Published 24th Dec 2008

Sharp falls in sterling and the prospect that interest rates could hit zero per cent next year are luring foreign buyers into the UK property market.

Estate agents said buyers from Europe and Asia were eyeing up luxury flats and houses in London as large savings could be made compared with a year ago.

Property prices will end the year about 15-25 per cent down on last year which, together with the recent plunge in sterling, means properties may be at least a third cheaper for some overseas buyers.

The pound almost reached parity with the euro this week as speculation grew that the Bank of England would slash interest rates to close to zero per cent next year. It has also suffered severe losses against the Swiss franc, dollar and yen.

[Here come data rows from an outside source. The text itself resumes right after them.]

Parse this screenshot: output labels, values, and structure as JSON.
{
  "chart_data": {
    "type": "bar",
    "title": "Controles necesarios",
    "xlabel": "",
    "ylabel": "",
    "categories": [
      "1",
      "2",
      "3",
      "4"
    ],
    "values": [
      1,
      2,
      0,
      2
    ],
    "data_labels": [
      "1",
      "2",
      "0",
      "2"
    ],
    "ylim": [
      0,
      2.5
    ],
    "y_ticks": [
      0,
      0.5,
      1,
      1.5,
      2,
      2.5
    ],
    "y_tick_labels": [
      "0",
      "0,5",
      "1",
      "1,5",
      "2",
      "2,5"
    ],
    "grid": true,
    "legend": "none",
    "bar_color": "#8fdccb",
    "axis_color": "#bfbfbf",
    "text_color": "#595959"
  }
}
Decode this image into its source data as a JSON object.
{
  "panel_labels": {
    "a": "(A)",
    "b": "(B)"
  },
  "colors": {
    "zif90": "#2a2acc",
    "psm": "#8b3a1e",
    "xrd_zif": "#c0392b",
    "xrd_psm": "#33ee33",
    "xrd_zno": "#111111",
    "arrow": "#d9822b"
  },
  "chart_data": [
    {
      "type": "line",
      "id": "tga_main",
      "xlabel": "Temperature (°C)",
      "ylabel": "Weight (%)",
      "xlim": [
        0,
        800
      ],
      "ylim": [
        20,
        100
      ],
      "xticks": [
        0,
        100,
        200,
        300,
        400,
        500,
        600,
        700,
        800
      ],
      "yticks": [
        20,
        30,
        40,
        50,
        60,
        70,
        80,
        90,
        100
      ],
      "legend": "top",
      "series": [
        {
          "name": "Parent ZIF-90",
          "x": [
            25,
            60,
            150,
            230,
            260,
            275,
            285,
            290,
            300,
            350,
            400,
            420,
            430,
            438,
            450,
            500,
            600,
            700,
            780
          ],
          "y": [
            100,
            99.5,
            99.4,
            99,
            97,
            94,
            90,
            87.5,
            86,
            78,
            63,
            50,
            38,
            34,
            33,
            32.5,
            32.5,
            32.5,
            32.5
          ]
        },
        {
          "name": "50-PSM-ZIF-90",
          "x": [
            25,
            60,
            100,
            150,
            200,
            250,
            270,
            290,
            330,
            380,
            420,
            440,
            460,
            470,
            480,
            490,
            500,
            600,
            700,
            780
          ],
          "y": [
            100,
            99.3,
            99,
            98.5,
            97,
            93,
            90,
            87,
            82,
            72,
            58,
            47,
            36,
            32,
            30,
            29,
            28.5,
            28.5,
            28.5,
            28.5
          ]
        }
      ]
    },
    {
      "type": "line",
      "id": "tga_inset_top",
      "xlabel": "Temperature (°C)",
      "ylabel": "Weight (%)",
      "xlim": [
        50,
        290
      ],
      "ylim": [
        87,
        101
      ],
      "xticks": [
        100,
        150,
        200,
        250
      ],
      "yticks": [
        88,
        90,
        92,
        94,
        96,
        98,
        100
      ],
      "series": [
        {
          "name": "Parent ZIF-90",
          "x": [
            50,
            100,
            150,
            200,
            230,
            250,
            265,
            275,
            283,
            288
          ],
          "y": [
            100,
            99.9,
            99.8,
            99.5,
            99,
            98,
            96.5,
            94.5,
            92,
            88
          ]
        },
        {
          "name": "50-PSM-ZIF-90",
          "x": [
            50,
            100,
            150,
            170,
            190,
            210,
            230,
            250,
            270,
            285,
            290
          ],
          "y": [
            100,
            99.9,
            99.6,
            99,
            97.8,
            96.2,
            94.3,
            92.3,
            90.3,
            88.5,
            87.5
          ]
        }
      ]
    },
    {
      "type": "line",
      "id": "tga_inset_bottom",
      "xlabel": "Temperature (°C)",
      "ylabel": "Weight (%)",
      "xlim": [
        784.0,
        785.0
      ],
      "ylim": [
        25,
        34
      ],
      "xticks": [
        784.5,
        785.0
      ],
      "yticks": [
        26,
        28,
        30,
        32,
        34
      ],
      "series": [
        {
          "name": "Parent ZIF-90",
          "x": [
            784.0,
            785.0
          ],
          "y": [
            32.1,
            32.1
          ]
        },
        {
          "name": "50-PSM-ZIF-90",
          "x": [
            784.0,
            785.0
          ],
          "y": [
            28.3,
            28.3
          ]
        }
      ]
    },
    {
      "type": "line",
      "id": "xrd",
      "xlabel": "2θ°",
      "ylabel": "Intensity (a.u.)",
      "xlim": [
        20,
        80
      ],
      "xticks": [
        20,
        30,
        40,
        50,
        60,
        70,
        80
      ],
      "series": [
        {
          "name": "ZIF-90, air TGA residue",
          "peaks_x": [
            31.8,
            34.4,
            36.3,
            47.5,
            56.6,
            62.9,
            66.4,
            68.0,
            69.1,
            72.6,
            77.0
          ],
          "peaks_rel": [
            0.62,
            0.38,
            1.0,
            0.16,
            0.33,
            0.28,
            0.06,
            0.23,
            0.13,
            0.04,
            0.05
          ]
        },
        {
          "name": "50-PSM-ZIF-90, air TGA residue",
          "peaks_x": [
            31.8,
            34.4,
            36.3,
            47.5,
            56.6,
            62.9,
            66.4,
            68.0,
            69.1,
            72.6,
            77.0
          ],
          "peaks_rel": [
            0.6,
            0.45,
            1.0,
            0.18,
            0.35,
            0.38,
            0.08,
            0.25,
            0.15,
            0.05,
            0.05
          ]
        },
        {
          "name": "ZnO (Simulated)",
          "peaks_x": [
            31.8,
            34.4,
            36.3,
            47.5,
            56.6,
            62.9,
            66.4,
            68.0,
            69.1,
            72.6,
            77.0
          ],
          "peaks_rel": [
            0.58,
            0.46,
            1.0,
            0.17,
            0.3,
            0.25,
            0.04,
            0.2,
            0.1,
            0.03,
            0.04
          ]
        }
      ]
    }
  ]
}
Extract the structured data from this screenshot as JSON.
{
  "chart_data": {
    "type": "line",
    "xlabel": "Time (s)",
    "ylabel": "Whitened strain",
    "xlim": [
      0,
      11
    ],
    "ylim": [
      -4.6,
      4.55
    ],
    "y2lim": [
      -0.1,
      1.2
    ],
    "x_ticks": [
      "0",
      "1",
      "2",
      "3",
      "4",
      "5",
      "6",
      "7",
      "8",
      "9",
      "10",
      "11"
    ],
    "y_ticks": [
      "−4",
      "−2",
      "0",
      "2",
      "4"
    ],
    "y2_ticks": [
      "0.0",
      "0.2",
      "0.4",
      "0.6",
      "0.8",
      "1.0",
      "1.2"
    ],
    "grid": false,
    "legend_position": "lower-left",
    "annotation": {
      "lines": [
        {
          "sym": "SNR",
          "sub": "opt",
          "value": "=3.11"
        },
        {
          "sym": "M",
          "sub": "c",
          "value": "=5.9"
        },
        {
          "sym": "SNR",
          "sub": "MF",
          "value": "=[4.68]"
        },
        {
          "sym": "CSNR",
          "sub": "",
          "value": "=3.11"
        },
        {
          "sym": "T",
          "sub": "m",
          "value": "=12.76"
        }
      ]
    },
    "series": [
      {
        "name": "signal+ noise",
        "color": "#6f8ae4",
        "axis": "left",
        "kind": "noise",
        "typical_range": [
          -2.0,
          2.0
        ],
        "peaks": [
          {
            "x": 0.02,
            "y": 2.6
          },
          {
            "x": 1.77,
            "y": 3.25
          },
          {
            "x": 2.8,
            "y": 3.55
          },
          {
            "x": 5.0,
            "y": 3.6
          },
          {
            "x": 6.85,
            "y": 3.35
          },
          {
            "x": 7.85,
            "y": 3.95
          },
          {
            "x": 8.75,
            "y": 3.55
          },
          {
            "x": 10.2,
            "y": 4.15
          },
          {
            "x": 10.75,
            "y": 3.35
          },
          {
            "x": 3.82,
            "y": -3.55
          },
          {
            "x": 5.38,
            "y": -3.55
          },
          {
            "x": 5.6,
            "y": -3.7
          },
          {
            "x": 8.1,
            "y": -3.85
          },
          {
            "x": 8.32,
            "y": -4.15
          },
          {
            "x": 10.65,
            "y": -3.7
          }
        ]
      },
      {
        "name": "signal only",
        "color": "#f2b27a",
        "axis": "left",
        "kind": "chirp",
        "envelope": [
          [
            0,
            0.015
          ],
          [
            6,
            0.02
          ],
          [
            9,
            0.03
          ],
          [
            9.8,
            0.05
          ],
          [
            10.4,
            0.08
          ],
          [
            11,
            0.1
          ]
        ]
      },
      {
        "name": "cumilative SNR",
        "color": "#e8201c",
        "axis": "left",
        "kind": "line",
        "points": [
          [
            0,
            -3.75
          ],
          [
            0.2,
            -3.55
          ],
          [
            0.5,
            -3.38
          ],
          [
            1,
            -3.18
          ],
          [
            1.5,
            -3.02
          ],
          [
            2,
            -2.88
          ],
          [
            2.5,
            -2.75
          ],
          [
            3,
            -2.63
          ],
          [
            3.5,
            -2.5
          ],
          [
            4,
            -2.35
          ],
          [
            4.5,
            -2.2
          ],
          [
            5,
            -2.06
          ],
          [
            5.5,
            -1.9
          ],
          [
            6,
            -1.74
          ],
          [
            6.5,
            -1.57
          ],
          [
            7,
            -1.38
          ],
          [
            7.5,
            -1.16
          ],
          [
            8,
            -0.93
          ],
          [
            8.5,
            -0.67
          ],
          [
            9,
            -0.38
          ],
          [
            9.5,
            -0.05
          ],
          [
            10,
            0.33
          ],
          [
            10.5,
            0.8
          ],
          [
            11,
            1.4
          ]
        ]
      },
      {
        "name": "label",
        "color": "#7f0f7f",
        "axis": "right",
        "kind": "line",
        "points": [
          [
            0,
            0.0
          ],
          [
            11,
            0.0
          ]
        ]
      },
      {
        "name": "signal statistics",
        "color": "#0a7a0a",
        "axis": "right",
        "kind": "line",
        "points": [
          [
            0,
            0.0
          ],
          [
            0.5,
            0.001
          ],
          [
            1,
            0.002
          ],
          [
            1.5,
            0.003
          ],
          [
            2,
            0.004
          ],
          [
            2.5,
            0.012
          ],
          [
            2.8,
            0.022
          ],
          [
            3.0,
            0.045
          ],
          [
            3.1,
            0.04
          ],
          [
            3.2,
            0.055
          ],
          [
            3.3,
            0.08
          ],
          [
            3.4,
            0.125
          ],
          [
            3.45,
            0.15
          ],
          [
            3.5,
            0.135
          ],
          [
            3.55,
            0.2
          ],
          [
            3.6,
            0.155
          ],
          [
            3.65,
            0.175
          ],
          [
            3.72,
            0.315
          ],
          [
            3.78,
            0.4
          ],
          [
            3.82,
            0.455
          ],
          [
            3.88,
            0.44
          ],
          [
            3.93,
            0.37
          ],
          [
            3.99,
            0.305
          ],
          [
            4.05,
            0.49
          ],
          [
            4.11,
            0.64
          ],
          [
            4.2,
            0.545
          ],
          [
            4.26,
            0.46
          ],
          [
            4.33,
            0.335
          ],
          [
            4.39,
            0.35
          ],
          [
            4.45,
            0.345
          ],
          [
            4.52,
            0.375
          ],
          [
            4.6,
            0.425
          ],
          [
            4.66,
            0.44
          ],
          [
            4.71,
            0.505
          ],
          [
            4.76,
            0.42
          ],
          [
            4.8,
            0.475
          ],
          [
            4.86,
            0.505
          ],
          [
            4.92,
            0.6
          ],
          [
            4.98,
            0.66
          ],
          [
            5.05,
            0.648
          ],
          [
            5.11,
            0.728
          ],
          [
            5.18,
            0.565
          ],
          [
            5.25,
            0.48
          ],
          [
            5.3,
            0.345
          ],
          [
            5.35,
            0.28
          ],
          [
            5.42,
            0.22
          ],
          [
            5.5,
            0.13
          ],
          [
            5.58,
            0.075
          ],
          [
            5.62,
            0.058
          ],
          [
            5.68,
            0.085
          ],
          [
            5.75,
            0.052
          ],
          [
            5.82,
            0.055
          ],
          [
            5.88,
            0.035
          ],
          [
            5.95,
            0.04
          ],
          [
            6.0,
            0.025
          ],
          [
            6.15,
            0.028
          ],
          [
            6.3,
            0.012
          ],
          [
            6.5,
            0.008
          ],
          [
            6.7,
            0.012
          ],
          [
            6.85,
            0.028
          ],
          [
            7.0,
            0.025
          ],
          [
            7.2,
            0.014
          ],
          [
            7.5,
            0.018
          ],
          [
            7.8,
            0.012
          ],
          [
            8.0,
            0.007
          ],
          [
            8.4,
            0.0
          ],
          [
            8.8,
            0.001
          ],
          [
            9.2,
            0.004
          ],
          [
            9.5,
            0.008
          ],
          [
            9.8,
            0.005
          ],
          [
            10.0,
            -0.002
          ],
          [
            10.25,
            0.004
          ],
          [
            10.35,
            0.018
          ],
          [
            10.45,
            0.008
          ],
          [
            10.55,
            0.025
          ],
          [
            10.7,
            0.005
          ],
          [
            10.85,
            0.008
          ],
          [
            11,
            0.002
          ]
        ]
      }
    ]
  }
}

Knight Frank, the estate agent, calculated that a house priced at £8m at the end of 2007 – which at the time would have been worth €11m – would now go for the equivalent of about €7.8m. This represents a fall of almost 30 per cent in euros, more than double the drop for those buying in pounds. Buyers with dollars would have seen a decline closer to 40 per cent.

Knight Frank has seen more interest from Americans and Europeans in recent weeks, although most were not yet buying.

Hamptons International’s Knightsbridge office has done 50 per cent more deals in December than any other month this year, with buyers coming from the Middle East, China and India.

Meanwhile, Douglas & Gordon, another agent, has seen an influx of wealthy Italian buyers and Winkworth said buyers were coming from Hong Kong and Singapore.

“The increase in overseas buyers is marked,” said Ed Mead, sales director at Douglas & Gordon. “It will be a long time before they see these savings again.”

Buyers at the higher end of the market tend to make their purchases in cash, so are not driven by the prospect of lower interest rates.

Those who do plan to take out a mortgage are being urged to secure a deal early to benefit from falling interest rates.

“The further Bank rate falls, the higher the margin which new tracker deals will be priced,” said Ray Boulger at John Charcol. “The best rate at the moment is Bank rate +1.49 per cent but, at the end of next year, most new trackers will be on a margin of at least 2.5 per cent over Bank rate.”